A classic Oxford mystery predating Gaudy Night was An Oxford Tragedy by J. C. Masterman in which the Senior Tutor at St. Thomas’s College acts as Watson to an engaging amateur sleuth, the Viennese lawyer Ernest Bredel. After the crime is solved order is restored in the form of an argument between dons over the redecoration of the college rooms left unoccupied by killer and victim. Masterman took twenty-four years to write a follow-up, even though he was far from indolent. [As it can be implied of his biography]. … . John Cecil Masterman joined the Detection Club after the Second World War, as did the much more prolific Michael Innes. (Martin Edwards, The Golden Age of Murder, HarperCollinsPublishers, 2015. p. 276)

Contrary to some views J.C. Masterman was not the first writer to set a mystery in an academic environment.
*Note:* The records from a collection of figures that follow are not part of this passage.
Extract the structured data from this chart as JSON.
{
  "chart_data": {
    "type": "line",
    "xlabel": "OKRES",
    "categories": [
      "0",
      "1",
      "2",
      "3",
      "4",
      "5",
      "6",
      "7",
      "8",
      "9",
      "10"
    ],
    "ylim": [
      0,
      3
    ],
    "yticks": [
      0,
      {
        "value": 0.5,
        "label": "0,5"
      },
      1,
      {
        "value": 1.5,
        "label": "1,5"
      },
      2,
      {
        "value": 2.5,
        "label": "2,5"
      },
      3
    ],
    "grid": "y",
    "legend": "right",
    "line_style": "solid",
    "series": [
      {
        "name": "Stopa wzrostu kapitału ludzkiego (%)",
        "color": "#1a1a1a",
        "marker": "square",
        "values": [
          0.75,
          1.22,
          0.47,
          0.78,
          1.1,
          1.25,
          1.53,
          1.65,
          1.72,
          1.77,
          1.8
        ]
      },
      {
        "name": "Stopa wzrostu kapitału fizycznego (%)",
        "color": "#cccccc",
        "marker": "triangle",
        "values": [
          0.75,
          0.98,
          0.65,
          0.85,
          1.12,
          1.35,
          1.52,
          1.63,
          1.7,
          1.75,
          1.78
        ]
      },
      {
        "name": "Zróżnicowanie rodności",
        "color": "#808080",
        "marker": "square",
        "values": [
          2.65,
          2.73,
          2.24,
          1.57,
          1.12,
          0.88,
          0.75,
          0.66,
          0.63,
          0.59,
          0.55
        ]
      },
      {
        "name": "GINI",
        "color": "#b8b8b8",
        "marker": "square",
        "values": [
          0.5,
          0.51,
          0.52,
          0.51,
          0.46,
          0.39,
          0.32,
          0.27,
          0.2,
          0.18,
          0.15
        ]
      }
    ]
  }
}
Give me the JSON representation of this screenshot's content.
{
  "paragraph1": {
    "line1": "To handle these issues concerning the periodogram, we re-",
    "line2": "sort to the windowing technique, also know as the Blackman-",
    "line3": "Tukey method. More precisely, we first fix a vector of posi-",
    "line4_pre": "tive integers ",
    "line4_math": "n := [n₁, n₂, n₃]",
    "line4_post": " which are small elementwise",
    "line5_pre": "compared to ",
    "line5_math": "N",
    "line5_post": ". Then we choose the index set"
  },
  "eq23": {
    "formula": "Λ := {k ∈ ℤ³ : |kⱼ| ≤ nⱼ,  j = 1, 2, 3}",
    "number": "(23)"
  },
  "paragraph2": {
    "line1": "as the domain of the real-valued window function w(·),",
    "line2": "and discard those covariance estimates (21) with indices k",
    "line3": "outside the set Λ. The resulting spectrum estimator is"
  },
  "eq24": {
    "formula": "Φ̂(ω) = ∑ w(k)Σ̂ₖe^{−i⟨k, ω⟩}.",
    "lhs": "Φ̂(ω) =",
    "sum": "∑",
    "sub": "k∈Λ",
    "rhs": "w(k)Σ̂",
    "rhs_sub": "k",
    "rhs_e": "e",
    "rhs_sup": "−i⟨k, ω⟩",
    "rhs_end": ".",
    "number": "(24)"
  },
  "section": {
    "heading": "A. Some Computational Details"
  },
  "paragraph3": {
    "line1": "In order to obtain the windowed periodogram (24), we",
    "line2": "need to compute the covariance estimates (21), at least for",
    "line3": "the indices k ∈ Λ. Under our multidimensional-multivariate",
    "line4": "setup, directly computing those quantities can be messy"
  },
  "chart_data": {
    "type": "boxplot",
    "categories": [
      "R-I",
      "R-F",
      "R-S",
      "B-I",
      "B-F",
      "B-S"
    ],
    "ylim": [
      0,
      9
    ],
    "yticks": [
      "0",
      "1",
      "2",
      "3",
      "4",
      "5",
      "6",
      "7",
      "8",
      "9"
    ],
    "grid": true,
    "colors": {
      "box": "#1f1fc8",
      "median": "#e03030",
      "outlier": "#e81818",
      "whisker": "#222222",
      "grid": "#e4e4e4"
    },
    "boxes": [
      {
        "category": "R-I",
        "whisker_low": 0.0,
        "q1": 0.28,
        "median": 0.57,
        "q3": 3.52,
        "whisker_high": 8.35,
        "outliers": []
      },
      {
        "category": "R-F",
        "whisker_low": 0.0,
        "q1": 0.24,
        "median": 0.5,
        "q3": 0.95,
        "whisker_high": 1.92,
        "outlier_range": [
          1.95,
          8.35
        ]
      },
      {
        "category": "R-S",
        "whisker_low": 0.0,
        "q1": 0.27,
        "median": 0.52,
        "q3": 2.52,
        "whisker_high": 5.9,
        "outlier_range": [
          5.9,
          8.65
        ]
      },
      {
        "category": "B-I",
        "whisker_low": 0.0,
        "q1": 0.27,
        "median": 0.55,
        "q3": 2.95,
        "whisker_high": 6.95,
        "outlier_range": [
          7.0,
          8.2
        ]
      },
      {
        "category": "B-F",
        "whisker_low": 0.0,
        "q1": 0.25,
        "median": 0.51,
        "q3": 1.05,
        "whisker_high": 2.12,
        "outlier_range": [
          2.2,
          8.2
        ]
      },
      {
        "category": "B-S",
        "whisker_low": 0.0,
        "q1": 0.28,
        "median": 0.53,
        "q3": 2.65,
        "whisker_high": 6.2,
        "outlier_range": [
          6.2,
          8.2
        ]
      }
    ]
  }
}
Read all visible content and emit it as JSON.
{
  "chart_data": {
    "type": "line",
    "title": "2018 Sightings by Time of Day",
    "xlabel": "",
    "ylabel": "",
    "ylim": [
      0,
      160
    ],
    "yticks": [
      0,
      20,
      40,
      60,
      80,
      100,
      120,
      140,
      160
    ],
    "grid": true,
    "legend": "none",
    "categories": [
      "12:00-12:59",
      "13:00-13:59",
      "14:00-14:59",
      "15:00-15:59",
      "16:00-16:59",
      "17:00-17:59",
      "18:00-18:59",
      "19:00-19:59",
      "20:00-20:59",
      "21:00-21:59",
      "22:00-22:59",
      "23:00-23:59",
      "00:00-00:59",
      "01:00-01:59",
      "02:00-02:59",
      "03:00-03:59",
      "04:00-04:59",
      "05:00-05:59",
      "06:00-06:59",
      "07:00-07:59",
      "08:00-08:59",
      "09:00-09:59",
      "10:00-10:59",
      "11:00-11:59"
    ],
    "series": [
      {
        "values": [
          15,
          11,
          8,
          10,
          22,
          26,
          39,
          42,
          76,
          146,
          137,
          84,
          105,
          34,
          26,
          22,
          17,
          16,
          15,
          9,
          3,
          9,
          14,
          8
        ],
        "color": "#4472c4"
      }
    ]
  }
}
Four years earlier in 1929, Adam Broome had published The Oxford Murders.


(Source: Facsimile Dust Jackets LLC. V. G. Gollancz (UK), 1933)

Book Description: Francis Wheatley Winn, Senior Tutor at St Thomas’ s College, is ready for a cosy night of dining, port, and pleasant company. Ernst Brendel, Viennese lawyer and crime specialist, has come to Oxford to lecture in Law, and the regular residents of St Thomas’s are pleased to have such an interesting guest to liven up their after dinner chat. Talk soon turns to murder, and Winn finds the subject altogether unpalatable, even if his colleagues seem to relish the details of past cases Brendel has worked on. But then real Murder breaks the cosy calm of the evening, shocking the inhabitants out of their frivolous talk. Now Winn must overcome his distaste to work with Brendel in uncovering the perpetrator of this terrible crime. First published in 1933, An Oxford Tragedy is a classic murder mystery, with Brendel at its centre as a master of hypothesis and deduction. (Source: Bloomsbury)..

An Oxford Tragedy has been reviewed, among others, at A Penguin a week, Mystery File, My Reader’s Block.